I. A autora instaurou contra a ré a presente acção declarativa sob a forma de processo comum pedindo que a ré seja condenada: a) a reconhecer que foi admitida ao seu serviço em 26/7/2010, ainda que contratada em regime de prestação de serviços, prestando-lhe serviço desde essa data, de forma regular e continuada; b) a reconhecer que o contrato a termo outorgado com a ré, com início a 20 de Setembro de 2010, não consagra qualquer período experimental, mostrando-se este excluído; c) a reconhecer a ilicitude da declaração da cessação do contrato de trabalho a termo, nos termos em que ocorreu; d) a pagar-lhe a quantia global de € 5.953,91, assim discriminada: € 3.495,62, respeitantes a retribuições até ao termo do contrato; - € 319,294, respeitantes a subsidio de alimentação; € 1.725,00, referentes a férias, subsídio de férias e subsídio de Natal; € 414,00, de indemnização por caducidade; d) a pagar-lhe juros de mora legais desde a citação até efectivo e integral pagamento.

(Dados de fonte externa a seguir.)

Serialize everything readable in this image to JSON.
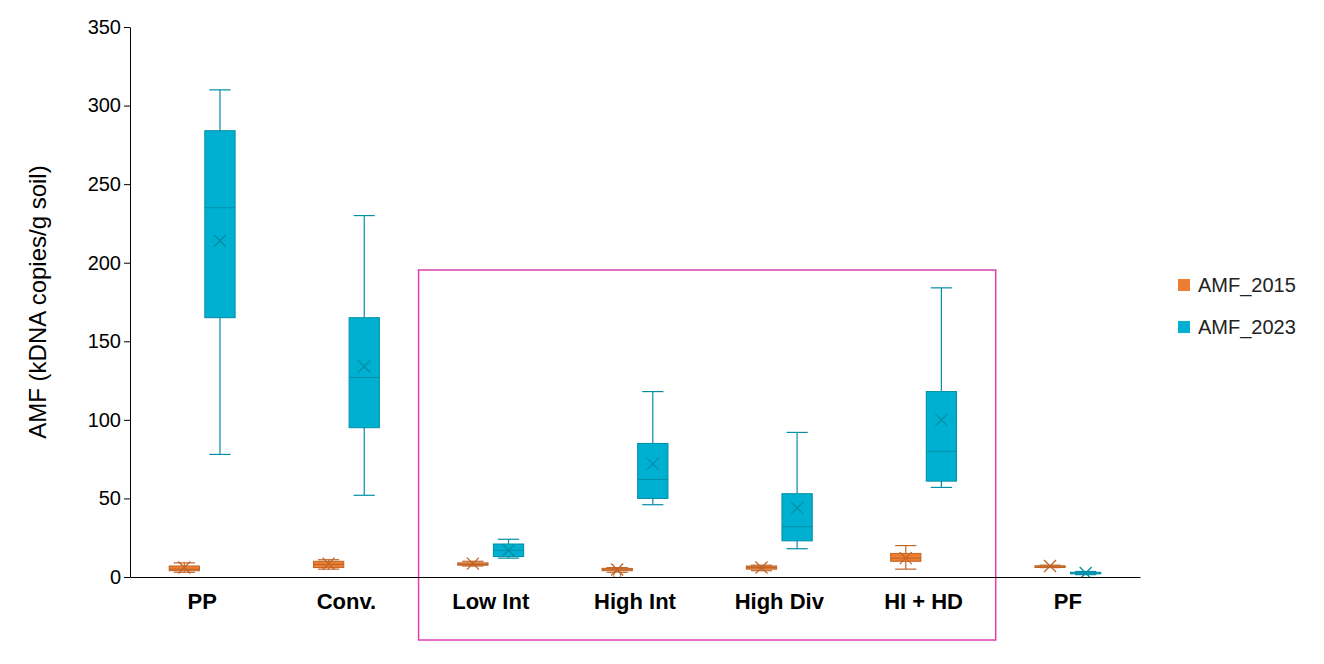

Para tanto, alegou em síntese: que foi admitida ao serviço da R. em 26 de Julho de 2010, para lhe prestar trabalho, procedendo desde então, com carácter diário, regular e continuado, no interesse da ré, ao controle da qualidade dos materiais e dos diversos produtos acabados e a ensaios e misturas dos vários barros e matérias-primas, cedendo aquela as instalações, os equipamentos e os instrumentos de trabalho e tendo recebido da R., pelos serviços prestados, dois pagamentos mensais, um no valor de € 700,00 e outro de € 545,00; com início em 20 de Setembro de 2010, vincularam-se por contrato de trabalho a termo certo de seis meses, onde não fixaram qualquer período experimental, por dele não carecerem; a retribuição mensal acordada era de € 690,00, mais subsídio de alimentação no valor diário de € 3,67; sem que nada o justificasse, a ré verbalmente em 19/10/10 e posteriormente por escrito, através de comunicação recebida a 20/10/10, pôs termo ao contrato de trabalho, denunciando-o, invocando que o fazia no decurso do período experimental; a ré apenas pagou à autora 18 dias de trabalho prestado em Outubro de 2010 e 5 dias de subsídio de alimentação; a denúncia do contrato com invocação do período experimental não tem fundamento, sendo ilícita, porque o referido período mostra-se excluído pela admissão em 26/07/2010; no ano da cessação do contrato de trabalho, não gozou férias.


*

Contestou a ré, dizendo, no essencial, que em meados do mês de Julho de 2010, a autora apresentou-se nos escritórios da empresa, oferecendo-se para trabalhar, informando a que tinha experiência no seu sector de actividade, adquirida na empresa B...S.A., tendo celebrado, a solicitação da autora, um contrato de prestação de serviços, uma vez que ainda se encontrava vinculada à referida empresa; após a cessação da vinculação à B... S.A., celebraram um contrato de trabalho a termo de seis meses, com início em 20 de Setembro de 2010; aquando da celebração do referido contrato, não foi estipulado que o mesmo estaria isento do período experimental, que resulta directamente da lei, não se podendo conceber que a avaliação das capacidades da autora enquanto trabalhadora, seja a mesma no âmbito de um contrato de prestação de serviços; assim, as partes poderiam denunciar o contrato durante os primeiros trinta dias, sem que para tal tivessem de apresentar qualquer justificação, tendo sido isso que a ré fez, devendo o contrato de trabalho considerar-se cessado a partir de 19 de Outubro de 2010, por força da sua denúncia durante o período experimental, tendo sido pagas à autora as quantias a que a mesma tinha direito, tendo sido declarado, no respectivo recibo, que “este recibo dá total quitação pela cessação do contrato nada mais existindo reciprocamente a exigir”.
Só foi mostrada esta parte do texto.